In our house we have a small landing on our staircase. It's large enough to do something small but not large enough for anything too detailed. At first I had a vision of a tiny, customized table that could be designed to fit in the space. I imagined that it would hold special pictures of important family moments i.e. wedding, baptism etc... I abandoned that prospect when I realized that our toddler's wedding pictures would be ready for framing before I found/designed/created a table that would perfectly fit that space, especially since what would really work there would be a mantle.

It was Advent that defined the space. During the Advent Season I placed a miniature Christmas tree on a crate covered in a festive cloth on the landing. It was one of those little lighted trees, very simple but beautiful at night with it's glow warming our foyer.

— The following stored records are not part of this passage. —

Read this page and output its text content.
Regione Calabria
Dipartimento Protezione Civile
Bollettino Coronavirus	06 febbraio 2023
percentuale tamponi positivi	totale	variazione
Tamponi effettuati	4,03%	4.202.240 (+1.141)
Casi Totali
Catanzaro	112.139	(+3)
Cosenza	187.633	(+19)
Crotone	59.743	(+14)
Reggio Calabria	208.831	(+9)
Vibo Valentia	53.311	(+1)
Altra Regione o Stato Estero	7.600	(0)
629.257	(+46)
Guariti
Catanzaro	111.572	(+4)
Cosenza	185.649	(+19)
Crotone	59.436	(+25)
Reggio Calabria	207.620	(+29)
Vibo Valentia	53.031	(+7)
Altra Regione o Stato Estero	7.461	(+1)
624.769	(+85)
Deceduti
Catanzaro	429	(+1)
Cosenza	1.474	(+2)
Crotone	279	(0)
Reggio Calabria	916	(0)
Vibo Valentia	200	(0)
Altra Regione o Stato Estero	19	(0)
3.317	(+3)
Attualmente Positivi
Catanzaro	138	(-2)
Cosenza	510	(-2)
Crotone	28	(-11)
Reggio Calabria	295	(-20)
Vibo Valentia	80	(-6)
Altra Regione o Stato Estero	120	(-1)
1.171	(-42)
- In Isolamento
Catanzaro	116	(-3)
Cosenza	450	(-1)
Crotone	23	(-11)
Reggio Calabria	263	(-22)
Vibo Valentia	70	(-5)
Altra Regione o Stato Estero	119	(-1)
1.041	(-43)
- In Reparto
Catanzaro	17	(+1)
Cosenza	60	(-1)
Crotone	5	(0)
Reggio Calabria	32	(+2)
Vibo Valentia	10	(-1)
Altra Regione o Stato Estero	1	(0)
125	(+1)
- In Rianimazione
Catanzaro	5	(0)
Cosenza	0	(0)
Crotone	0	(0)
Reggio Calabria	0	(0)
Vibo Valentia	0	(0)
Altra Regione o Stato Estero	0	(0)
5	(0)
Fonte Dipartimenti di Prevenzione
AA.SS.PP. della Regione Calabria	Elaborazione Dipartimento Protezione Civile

Because I loved it so much, I kept it there until Lent. At that time two things happened. First, it seemed gauche to have such a celebratory icon gracing our home during such a solemn season. Second, it was revealed to me at that time that the space could serve as a reflection of the liturgical calendar - our family's physical representation of the changing rhythms of the Christian calendar. I began to get excited about that. The idea of the home being the domestic church and place of Christian education (as opposed to leaving it all up to the one hour of church our children get once a week) for our family has appealed to me before our children even were born. I feel and have felt called into that ministry to our family and am always thinking of ways to lead my family in that direction.

When Lent and Easter were over, I was challenged by how our famiy's sacred space would evolve. It seemed easy for it to represent the obivious seasons of Advent, Christmas, Lent and Easter. How would we observe Ordinary Time in our home? I set up an alter with an obligatory candle, cloth, and water pitcher. The cloth for ascethics, the candle for times when we are praying beyond our normal daily prayer, and the pitcher as a reminder of water and all it symbolizes in our faith. On the wall behind the alter are pieces of paper with our prayer requests for our friends and family written on them. I use green ink as green is the color for ordinary time, symbolizing hope and growth.

In addition, I have been trying to keep up with what week we are in and what the scripture for each week is. I say trying because life is full and I am not as disciplined as I would like. YET. The good news is I pass this space many times a day and many times a day I am reminded it is not quite what I feel God is calling me to make it to be. Eventually the tots will be old enough to help contribute and the Monkey Man also has contributions but as the pastor of this domestic church, it is my responsibility to maintain the sacred center of our home. So God gently nudges me (or is it Jesus? or Mary? or all of them (it takes a village to raise a domestic minister)) each time I run up and down the steps. "When are you going to update your alter?"

As with many things, I need routine and systems to keep things maintained. So of course I logically thought that having one more thing to maintain would help me keep the alter maintained and that is what brings me to this point. While it might seem counterintuitive, I am hoping it will work. I have been wanting to blog for a while and have tried a couple of times. I hope this blog will help me keep myself educated, invite feedback from others, educate others and give me a system to keep our sacred center, well really sacred and meaningful.